You guys don't have PINs?
-- Texticle, Jun 11 2006


[jutta]: I agree, labeling it as pseudo-viral was a bit of a misnomer.

[Texticle]: We do have those sorts of things in the states, but most restaurants don't bring a PINpad to your table when you pay. This is more of a sit-down restaurant kind of thing, as opposed to fast food.
-- shapu, Jun 12 2006


Fascinating. So you pay while remaining seated? What do you do after that? Sit around for "free" for a while longer?

I thought paying on the way out was the norm.
-- Texticle, Jun 12 2006


Yeah, you finish your conversation or your cup of tea. If everything works out, the waitstaff doesn't have to hurry, and you don't have to hurry. Yay pipelining! In my parts of the world, of the places that don't bring the check to a seated patron, slightly more are pay-as-you-order than pay-as-you-leave.
-- jutta, Jun 12 2006


Waiter! I didn't order the spam! [-]
-- pertinax, Jun 12 2006


Alternatively, with many city restaurants using wireless PIN devices, these machines could be sponsored by the same firms.
-- Jinbish, Jun 12 2006


I think pay-at-table vs. pay-on-way-out is a cultural difference, and not necessarily a swankiness difference. I've only paid at the table when abroad, and most of those times were in "sensibly priced" restaurants.
-- Texticle, Jun 12 2006


I would go as far to say that most restaurants in the UK (using my neck of the woods as a guide) use the wireless system - unless it is pub type food where you pay at the bar.
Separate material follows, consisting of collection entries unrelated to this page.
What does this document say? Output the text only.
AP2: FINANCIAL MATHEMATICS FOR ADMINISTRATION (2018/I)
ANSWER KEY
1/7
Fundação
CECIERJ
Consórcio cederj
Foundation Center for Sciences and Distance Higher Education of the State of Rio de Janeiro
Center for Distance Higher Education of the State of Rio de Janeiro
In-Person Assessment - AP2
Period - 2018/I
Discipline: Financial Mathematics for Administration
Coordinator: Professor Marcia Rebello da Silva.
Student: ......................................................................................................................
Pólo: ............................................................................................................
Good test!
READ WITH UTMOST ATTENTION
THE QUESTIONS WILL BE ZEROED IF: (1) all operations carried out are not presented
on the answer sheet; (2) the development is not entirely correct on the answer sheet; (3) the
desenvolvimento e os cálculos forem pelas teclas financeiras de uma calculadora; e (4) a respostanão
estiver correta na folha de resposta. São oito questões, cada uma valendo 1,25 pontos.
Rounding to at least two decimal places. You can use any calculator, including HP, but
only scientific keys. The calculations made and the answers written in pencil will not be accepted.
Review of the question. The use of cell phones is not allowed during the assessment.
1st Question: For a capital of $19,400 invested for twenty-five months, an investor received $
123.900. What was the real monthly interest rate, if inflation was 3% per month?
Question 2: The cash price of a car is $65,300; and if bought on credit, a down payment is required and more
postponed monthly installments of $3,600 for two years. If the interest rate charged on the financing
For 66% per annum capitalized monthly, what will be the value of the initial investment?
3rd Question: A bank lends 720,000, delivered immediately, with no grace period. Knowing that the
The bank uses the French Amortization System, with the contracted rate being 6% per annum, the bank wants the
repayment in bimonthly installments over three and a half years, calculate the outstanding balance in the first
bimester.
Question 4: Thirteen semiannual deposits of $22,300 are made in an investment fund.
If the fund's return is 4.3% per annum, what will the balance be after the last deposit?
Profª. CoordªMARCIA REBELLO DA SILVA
So I agree - it's not a swankiness thing, it's simply a cultural implementation of chip&PIN.
-- Jinbish, Jun 12 2006


I run a restaurant, and we use random pens...currently, we use pens from a neighborhood hotel, a Speeddating organization, pens from a family reunion in 2004, and pens from some animal doctor.

No one has ever asked about the pens, which may indicate that the average customer (at least the average USA customer) doesn't care enoough to notice.

Since I don't like to dole out fishbones (because all ideas are probably good in SOME way...I hope), I will award you with this --- an undercooked fish-stick sandwich
-- sleeka, Jun 12 2006


Maybe you should go to the hotel management and try to implement this? I'd be interested in hearing how it goes.
-- shapu, Jun 12 2006


Bun just for providing pens to the waitstaff instead of making them supply their own. (which get taken by the customers, and have to be replaced.)
-- Galbinus_Caeli, Jun 13 2006


What if the pen had a hi-intensity LED attached to a pressure-sensitive pad so that when the person started writing, it would (through an el cheapo small plastic lens) throw an image of the advertising on the customer's writing area? Can't miss advertising. The advertising is not user-changeable, thus keeping theft to a minimum. If someone still takes it for the novelty aspect, the person has just walked off with your advertising, which is not bad in itself.